Parlant de la république de ‘’Boribana’’, s’agit-il d’une pure imagination de notre écrivain ou avez-vous été inspiré par une république quelconque ?

Il n’existe jamais de vide référentiel. Tout ce que l’on fait, pense, réalise s’appuie toujours sur du vécu. Je me suis inspiré des réalités que l’on vit dans certaines républiques d’Afrique noire. C’est en faisant allusion à cette réalité que le livre joue la fonction de miroir de la société. Dans le cas précis de mon roman, j’ai fait la sélection des tares que l’on trouve dans beaucoup des pays africains.

 

Isabelle Kayéli notre lycéenne qui sort positivement par son attitude des sentiers battus. Croyez-vous en une génération d’isabelle Kayéli dans nos contrées ?

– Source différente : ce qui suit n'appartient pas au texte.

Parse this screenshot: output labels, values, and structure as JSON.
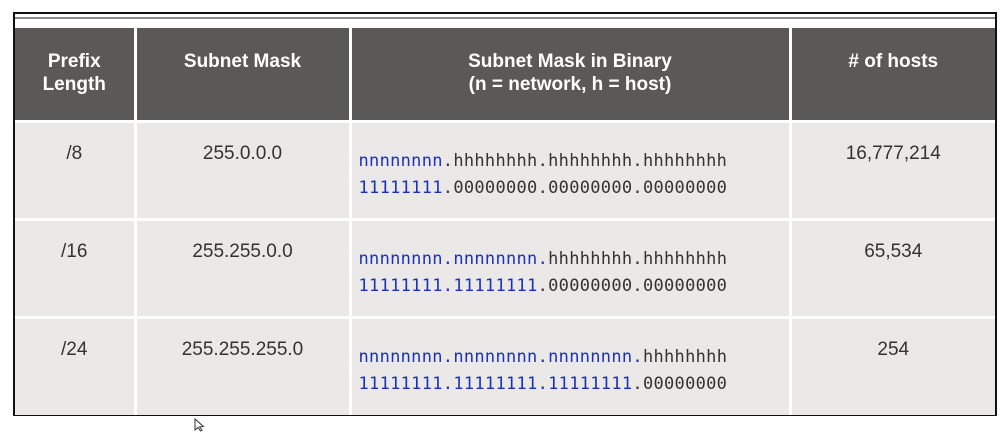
{
  "table": {
    "headers": [
      {
        "line1": "Prefix",
        "line2": "Length"
      },
      {
        "line1": "Subnet Mask",
        "line2": ""
      },
      {
        "line1": "Subnet Mask in Binary",
        "line2": "(n = network, h = host)"
      },
      {
        "line1": "# of hosts",
        "line2": ""
      }
    ],
    "rows": [
      {
        "prefix": "/8",
        "mask": "255.0.0.0",
        "pattern_net": "nnnnnnnn",
        "pattern_host": ".hhhhhhhh.hhhhhhhh.hhhhhhhh",
        "binary_net": "11111111",
        "binary_host": ".00000000.00000000.00000000",
        "hosts": "16,777,214"
      },
      {
        "prefix": "/16",
        "mask": "255.255.0.0",
        "pattern_net": "nnnnnnnn.nnnnnnnn.",
        "pattern_host": "hhhhhhhh.hhhhhhhh",
        "binary_net": "11111111.11111111",
        "binary_host": ".00000000.00000000",
        "hosts": "65,534"
      },
      {
        "prefix": "/24",
        "mask": "255.255.255.0",
        "pattern_net": "nnnnnnnn.nnnnnnnn.nnnnnnnn.",
        "pattern_host": "hhhhhhhh",
        "binary_net": "11111111.11111111.11111111",
        "binary_host": ".00000000",
        "hosts": "254"
      }
    ]
  },
  "colors": {
    "header_bg": "#5b5957",
    "row_bg": "#ebe9e7",
    "network_bits": "#1a31b8"
  },
  "icons": {
    "cursor": "mouse-pointer-icon"
  }
}
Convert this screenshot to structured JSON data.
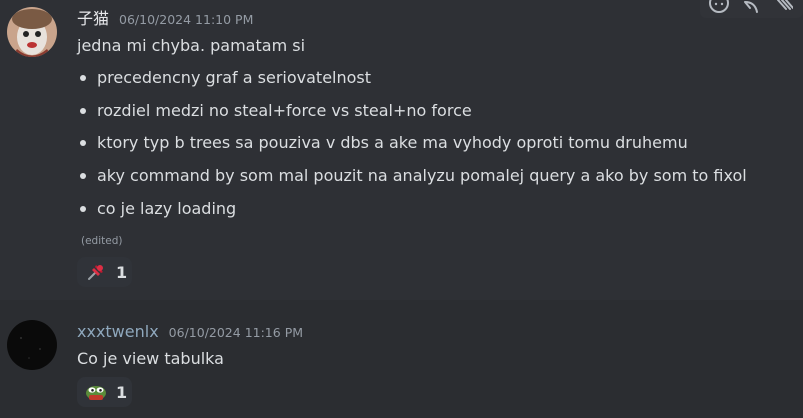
{
  "messages": [
    {
      "username": "子猫",
      "timestamp": "06/10/2024 11:10 PM",
      "text": "jedna mi chyba. pamatam si",
      "bullets": [
        "precedencny graf a seriovatelnost",
        "rozdiel medzi no steal+force vs steal+no force",
        "ktory typ b trees sa pouziva v dbs a ake ma vyhody oproti tomu druhemu",
        "aky command by som mal pouzit na analyzu pomalej query a ako by som to fixol",
        "co je lazy loading"
      ],
      "edited_label": "(edited)",
      "reaction": {
        "emoji": "pushpin-emoji",
        "count": "1"
      }
    },
    {
      "username": "xxxtwenlx",
      "timestamp": "06/10/2024 11:16 PM",
      "text": "Co je view tabulka",
      "reaction": {
        "emoji": "pepe-frog-emoji",
        "count": "1"
      }
    }
  ],
  "toolbar_icons": [
    "add-reaction-icon",
    "reply-icon",
    "more-icon"
  ],
  "colors": {
    "background": "#2b2d31",
    "hover_background": "#2e3035",
    "username2": "#8fa8bd",
    "timestamp": "#949ba4"
  }
}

Après la lycéenne qui était un roman à tonalité réaliste, en fait, un réquisitoire cinglant contre les lycées du pays, j’ai voulu cette fois-ci, rêver avec les lycéennes de mon pays. Kayéli, dans son rôle nous rappelle la fonction prophétique de la littérature. Certes, il faut critiquer mais il faut aussi faire des propositions. Les spiritualistes disent que tout ce qui est pensé par l’homme, est toujours réalisable. Alors, je pense bien que la lycéenne de mon roman peut faire rêver les lycéennes de nos pays africains.

 

Pouvez-vous nous expliquer cette phrase de la page 15 «   l’illusion sera un leurre »  ?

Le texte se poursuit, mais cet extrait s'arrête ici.